Telphusa fasciella

Scientific classification
- Kingdom: Animalia
- Phylum: Arthropoda
- Clade: Pancrustacea
- Class: Insecta
- Order: Lepidoptera
- Family: Gelechiidae
- Genus: Telphusa
- Species: T. fasciella
- Binomial name: Telphusa fasciella (Chambers, 1872)
- Synonyms: Adrasteia fasciella Chambers, 1872;

= Telphusa fasciella =

- Authority: (Chambers, 1872)
- Synonyms: Adrasteia fasciella Chambers, 1872

Species of moth

Telphusa fasciella is a moth of the family Gelechiidae.
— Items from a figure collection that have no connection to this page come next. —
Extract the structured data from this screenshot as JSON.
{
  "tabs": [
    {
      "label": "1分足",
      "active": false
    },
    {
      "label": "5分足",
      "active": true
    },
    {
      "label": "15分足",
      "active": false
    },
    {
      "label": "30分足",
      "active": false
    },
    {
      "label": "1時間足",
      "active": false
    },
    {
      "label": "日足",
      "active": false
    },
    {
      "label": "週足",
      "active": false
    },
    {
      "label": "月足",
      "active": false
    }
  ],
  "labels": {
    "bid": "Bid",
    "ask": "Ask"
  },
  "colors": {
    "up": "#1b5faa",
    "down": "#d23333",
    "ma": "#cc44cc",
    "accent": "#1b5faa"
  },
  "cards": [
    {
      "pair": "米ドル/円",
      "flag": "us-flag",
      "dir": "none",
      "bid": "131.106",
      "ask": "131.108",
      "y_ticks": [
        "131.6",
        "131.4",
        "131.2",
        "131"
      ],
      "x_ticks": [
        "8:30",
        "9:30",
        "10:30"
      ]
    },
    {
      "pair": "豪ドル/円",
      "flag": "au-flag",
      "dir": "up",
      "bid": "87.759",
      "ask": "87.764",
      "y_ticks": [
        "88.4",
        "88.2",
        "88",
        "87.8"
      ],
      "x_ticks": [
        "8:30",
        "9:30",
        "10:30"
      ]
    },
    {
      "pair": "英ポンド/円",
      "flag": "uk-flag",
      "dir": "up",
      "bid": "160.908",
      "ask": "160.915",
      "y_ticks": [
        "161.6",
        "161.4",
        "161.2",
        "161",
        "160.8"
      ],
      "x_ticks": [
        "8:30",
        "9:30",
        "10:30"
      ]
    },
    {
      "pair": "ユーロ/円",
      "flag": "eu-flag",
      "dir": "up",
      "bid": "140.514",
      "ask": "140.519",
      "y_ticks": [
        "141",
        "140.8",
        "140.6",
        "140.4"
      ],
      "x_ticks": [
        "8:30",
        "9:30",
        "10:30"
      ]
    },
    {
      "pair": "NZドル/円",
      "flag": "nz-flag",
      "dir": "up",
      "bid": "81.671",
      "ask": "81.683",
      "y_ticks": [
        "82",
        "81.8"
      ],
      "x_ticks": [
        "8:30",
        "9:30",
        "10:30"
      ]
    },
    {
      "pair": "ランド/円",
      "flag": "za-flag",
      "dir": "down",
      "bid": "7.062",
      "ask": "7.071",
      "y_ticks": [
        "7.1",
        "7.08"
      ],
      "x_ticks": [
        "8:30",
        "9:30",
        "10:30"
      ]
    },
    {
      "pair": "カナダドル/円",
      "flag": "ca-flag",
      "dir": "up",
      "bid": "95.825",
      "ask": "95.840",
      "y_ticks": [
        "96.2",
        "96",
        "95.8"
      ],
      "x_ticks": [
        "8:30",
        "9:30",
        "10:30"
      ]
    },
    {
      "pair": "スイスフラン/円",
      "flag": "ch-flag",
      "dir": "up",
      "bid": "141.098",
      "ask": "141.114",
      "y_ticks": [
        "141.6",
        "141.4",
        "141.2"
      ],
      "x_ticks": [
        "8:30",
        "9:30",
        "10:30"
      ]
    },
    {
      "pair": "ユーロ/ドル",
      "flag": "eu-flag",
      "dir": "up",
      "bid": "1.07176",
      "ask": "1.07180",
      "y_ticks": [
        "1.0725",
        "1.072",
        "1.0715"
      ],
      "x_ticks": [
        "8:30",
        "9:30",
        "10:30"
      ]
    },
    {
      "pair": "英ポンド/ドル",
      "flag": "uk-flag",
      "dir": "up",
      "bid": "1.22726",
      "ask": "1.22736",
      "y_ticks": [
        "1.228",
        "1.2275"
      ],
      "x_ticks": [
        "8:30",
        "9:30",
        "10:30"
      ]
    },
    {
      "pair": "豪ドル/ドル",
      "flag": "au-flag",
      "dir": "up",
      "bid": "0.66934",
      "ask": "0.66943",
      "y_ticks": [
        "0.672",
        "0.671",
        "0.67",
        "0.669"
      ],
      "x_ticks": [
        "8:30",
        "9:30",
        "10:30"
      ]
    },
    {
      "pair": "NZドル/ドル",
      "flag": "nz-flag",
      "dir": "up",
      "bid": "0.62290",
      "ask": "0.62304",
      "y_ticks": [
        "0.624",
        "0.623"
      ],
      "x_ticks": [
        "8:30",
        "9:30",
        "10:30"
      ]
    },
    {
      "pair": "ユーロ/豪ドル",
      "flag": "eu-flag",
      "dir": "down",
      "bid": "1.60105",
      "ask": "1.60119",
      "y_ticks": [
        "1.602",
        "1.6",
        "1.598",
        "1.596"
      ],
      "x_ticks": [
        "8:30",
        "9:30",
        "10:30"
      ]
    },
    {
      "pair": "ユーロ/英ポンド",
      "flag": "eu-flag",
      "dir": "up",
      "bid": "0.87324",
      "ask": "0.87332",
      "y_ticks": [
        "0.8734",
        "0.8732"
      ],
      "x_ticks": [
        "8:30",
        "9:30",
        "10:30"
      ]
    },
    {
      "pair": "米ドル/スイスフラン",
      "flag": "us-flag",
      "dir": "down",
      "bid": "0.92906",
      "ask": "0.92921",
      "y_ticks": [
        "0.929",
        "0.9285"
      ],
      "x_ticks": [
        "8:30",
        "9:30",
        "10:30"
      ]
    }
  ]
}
It is found in North America, where it has been recorded from Kentucky and Maine.

The forewings are pale grey mottled with small dark brown spots, one of which is just within the dorsal margin near the base, another behind the first and on the costal margin, another just within the dorsal margin, about the middle, with a small one near it on the disc, a larger one about the end of the disc, with a small one near it on the costal margin, just behind which is a narrow angulated white fascia indistinct in the middle. There is a small tuft of ochreous scales on each side of the apex of the thorax, a scattered patch of raised scales about the basal fourth of the wing just within the costal margin, another behind it near the dorsal margin, another further back near the costal margin, and a row of scattered raised scales within the dorsal margin.